Prazo de manifestação do destinatário de NF-e cai de 180 para 90 dias

O Conselho Nacional de Política Fazendária (CONFAZ) publicou, em abril de 2026, os Ajustes SINIEF 10/26 e 14/26, trazendo mudanças importantes para as empresas que emitem ou recebem Notas Fiscais Eletrônicas (NF-e). Entre as alterações, a que mais impacta o dia a dia da gestão fiscal é a redução do prazo para a manifestação do destinatário — que passa de 180 para 90 dias.

A mudança entra em vigor em 1º de junho de 2026, e as empresas precisam estar atentas para adequar seus processos internos antes dessa data.

O que é a manifestação do destinatário?

A manifestação do destinatário é um conjunto de eventos eletrônicos por meio dos quais a empresa que recebe uma NF-e informa ao Fisco sua posição em relação àquela operação comercial. Existem quatro eventos possíveis: a Ciência da Emissão, a Confirmação da Operação, a Operação Não Realizada e o Desconhecimento da Operação.

A Ciência da Emissão não é considerada uma manifestação conclusiva — ela apenas registra que a empresa tomou conhecimento de que seu CNPJ foi citado como destinatário em uma nota. Os demais eventos são chamados de manifestações finais, pois definem de forma definitiva a posição da empresa em relação à operação.

Até agora, as empresas tinham até 180 dias, contados a partir da data de autorização da NF-e, para registrar um desses eventos conclusivos. Com o Ajuste SINIEF 14/26, esse prazo cai para 90 dias.

O que acontece se a empresa não se manifestar no prazo?

Esse ponto merece atenção redobrada. A nova regra estabelece que, se nenhum evento de manifestação for registrado pelo destinatário dentro do prazo de 90 dias, a operação será considerada automaticamente confirmada — produzindo os mesmos efeitos jurídicos do evento de Confirmação da Operação.

Na prática, isso significa que a ausência de manifestação deixa de ser uma posição neutra e passa a ter consequências legais diretas. Empresas que recebem notas fiscais indevidas ou que identificam irregularidades terão menos tempo para agir.
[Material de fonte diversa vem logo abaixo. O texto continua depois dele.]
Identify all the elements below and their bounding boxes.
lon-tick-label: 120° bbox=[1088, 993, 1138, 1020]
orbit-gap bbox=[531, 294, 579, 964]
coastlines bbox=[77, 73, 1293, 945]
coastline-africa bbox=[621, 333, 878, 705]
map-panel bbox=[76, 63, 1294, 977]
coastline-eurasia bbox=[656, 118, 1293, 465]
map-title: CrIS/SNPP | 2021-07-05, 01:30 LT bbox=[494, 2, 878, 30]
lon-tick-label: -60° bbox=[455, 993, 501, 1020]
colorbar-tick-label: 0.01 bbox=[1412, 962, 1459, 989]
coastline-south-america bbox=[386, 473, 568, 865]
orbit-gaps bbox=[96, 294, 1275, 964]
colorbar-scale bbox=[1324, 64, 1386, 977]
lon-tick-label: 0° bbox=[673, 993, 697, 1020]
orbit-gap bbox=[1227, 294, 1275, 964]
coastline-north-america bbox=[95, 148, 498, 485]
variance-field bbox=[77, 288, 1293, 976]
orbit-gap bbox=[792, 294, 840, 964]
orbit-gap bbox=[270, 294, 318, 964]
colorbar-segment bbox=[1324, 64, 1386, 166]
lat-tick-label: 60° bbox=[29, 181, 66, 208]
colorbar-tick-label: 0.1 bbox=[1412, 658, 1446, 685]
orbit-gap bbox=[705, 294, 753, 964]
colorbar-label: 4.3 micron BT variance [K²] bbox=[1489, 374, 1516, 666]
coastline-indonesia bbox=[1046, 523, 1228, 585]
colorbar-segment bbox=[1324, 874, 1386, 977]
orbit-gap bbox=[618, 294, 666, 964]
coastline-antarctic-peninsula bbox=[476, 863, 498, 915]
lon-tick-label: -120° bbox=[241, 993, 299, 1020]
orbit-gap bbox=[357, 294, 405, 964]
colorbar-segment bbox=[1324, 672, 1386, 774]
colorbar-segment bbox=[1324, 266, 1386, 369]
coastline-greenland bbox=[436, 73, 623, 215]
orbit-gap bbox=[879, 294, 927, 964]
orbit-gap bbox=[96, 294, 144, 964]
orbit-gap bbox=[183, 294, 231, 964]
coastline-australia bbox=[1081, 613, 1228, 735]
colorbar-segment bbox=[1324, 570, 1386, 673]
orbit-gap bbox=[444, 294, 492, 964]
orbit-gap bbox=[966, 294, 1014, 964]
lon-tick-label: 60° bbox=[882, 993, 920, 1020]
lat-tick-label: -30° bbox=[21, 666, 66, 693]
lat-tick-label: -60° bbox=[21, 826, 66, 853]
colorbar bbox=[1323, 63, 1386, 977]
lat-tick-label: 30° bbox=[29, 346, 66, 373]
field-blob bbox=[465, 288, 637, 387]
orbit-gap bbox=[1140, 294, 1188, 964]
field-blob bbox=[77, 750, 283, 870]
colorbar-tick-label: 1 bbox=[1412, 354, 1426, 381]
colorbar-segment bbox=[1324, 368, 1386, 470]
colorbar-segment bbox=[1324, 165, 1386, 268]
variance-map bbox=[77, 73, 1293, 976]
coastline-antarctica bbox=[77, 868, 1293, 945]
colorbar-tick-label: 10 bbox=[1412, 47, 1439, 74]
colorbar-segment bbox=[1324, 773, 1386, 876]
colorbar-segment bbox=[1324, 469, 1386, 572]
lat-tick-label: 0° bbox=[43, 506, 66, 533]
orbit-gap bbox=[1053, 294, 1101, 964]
Por que essa mudança é importante?

A redução do prazo está alinhada a um movimento mais amplo de modernização e controle do ambiente fiscal brasileiro. O Fisco busca maior agilidade na validação das operações comerciais e menos janelas de tempo para inconsistências entre o que foi emitido e o que foi de fato recebido ou recusado.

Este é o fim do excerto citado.